On Thursday, October 15, Osgoode Hall Law School and York University will mark the 50th anniversary of their affiliation.
To celebrate the golden anniversary, the Law School has set up a display in its main-floor Osgoode History & Archives Project space featuring artifacts from back in the day as well as a list of the Top 10 Reasons York Helped Make Osgoode Great.
In addition, members of the Osgoode community will be handing out 50th anniversary boxes of M&Ms on the 15th in Vari Hall in the Ross Building and Gowlings Hall in the Law School.
“Osgoode is proud to call York home,” said Dean Lorne Sossin. “Spending half a century as part of the country’s third largest university is a wonderful win-win. There are many ways in which Osgoode has contributed to York, but it is also true that the Law School is stronger because of the York community.”
“Osgoode Hall Law School’s 50-year association with York University has been a truly rewarding collaboration,” said Mamdouh Shoukri, President and Vice-Chancellor. “We are justly proud of Osgoode’s longstanding commitment to leadership, diversity and excellence in legal education. On behalf of all us at York, I congratulate Osgoode faculty, students, staff and alumni on this golden anniversary, and we look forward to our next 50 years together.”

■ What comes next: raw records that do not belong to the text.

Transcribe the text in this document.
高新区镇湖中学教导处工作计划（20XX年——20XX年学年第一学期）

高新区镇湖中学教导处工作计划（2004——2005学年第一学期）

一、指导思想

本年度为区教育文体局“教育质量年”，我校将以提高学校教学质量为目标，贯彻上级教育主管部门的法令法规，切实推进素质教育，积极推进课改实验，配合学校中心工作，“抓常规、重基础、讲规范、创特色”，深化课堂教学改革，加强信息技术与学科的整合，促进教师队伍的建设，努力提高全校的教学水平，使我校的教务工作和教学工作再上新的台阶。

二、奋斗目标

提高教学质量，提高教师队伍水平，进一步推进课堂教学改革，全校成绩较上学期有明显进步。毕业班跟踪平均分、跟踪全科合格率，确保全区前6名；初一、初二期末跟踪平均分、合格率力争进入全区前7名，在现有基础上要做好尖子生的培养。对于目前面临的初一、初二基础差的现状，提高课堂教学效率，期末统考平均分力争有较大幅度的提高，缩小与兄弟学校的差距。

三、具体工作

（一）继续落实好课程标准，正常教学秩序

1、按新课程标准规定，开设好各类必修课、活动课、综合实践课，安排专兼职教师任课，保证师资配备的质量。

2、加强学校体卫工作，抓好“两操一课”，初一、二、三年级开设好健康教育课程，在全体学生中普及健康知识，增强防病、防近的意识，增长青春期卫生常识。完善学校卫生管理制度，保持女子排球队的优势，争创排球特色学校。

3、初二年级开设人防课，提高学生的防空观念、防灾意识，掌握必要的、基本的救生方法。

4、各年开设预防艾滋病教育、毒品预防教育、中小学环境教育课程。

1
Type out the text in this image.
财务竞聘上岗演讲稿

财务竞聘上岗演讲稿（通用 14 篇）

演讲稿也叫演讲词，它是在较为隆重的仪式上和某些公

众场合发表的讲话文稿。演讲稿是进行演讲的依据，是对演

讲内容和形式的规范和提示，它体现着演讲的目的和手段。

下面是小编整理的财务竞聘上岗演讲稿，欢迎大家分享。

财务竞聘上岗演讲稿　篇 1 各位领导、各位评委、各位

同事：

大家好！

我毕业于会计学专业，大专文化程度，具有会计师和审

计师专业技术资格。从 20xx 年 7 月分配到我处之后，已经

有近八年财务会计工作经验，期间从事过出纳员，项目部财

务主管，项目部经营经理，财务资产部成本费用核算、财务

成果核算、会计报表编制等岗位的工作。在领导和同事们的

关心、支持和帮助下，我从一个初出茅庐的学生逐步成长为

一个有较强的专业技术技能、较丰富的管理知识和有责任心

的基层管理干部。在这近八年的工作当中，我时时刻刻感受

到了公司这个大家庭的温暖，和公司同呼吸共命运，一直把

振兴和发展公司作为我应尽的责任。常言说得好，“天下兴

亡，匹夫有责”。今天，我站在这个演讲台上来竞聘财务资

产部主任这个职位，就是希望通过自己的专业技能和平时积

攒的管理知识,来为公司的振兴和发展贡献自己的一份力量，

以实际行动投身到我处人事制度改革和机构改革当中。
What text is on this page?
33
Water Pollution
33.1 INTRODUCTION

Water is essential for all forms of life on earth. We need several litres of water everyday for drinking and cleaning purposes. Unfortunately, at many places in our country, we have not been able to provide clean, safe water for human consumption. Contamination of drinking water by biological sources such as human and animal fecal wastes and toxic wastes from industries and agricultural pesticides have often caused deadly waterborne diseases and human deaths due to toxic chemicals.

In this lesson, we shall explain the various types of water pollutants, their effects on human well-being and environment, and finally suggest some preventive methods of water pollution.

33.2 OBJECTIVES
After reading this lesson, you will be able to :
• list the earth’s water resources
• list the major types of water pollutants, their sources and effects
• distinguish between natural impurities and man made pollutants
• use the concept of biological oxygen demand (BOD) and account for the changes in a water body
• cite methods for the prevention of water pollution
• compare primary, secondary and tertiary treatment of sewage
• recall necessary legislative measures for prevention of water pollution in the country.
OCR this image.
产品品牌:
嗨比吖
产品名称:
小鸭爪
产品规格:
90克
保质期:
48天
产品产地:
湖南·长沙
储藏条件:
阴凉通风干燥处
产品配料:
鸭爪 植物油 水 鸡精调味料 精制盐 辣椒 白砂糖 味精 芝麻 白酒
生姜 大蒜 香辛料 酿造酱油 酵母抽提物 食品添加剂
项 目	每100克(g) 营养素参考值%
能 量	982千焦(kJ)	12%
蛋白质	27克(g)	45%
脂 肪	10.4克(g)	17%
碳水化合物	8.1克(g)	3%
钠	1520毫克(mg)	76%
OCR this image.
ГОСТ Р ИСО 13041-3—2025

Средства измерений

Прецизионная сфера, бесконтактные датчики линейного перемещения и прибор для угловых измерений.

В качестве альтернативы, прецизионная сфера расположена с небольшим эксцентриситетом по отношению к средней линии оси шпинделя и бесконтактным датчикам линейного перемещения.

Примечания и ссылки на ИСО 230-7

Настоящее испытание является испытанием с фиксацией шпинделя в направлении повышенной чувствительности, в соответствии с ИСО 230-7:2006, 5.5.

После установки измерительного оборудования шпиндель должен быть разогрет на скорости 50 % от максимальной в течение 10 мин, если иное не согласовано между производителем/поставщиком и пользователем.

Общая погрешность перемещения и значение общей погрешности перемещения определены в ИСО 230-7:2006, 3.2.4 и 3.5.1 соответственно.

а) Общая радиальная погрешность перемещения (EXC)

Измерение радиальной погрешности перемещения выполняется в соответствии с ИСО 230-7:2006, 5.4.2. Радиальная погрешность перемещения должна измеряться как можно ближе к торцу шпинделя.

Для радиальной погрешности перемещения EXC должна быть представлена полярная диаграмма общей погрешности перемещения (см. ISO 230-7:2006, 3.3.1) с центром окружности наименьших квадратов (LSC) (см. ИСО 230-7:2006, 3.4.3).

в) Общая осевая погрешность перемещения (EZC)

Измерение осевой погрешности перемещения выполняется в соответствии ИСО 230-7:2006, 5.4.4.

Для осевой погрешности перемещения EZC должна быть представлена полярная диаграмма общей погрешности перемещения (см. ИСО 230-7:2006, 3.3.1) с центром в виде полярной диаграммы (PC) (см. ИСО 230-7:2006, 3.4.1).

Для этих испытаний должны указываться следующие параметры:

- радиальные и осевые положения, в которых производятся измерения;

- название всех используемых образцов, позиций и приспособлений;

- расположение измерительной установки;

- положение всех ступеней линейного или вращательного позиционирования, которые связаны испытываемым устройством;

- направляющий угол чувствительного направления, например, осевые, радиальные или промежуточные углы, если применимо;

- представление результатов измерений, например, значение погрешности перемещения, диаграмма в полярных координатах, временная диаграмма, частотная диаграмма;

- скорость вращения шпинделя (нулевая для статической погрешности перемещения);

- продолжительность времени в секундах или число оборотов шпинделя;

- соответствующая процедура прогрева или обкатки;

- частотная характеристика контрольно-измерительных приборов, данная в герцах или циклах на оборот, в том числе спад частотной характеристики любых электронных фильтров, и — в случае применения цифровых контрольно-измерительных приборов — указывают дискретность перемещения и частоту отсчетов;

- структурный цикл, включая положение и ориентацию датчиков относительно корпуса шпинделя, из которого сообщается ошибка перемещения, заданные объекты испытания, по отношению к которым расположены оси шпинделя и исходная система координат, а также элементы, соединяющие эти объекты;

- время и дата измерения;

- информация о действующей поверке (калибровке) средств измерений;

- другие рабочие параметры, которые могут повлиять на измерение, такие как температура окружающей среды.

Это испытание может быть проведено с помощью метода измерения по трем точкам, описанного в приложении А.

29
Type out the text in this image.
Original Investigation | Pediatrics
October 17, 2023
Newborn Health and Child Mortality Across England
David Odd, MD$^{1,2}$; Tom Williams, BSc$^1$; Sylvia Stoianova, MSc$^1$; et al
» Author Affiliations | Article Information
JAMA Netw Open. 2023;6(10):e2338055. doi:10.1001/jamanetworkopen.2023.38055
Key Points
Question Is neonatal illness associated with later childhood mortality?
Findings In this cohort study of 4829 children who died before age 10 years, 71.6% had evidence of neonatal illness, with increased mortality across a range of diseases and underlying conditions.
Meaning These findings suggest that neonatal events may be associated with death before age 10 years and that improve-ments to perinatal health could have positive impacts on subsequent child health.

Sossin said that the Law School is marking the 50th anniversary of Osgoode’s affiliation with York in 1965 with new interdisciplinary research initiatives as well as the announcement of a further $1 million investment in financial accessibility to ensure that a greater number of students are able to access legal education.
Half of the new funding ($500,000) will create 100 new $5,000 bursaries to be disbursed over two years. The balance of the new funding will go toward Osgoode’s first-in-Canada Income Contingent Loan Program, which provides a minimum of five students annually with bursary and loan funding to cover the entire cost of tuition for the three-year Juris Doctor (JD) program.
The Law Society of Upper Canada (which previously housed Osgoode Hall Law School) and York University signed an “affiliation agreement” to bring Osgoode to York on October 15, 1965. York also finalized plans that year to construct a new building and library for the School. The Law School, which was founded in 1889, moved from Osgoode Hall – a landmark building in downtown Toronto that now houses the Ontario Court of Appeal, the Divisional Court of the Superior Court of Justice, and the Law Society of Upper Canada – to York upon the completion of the building in 1969.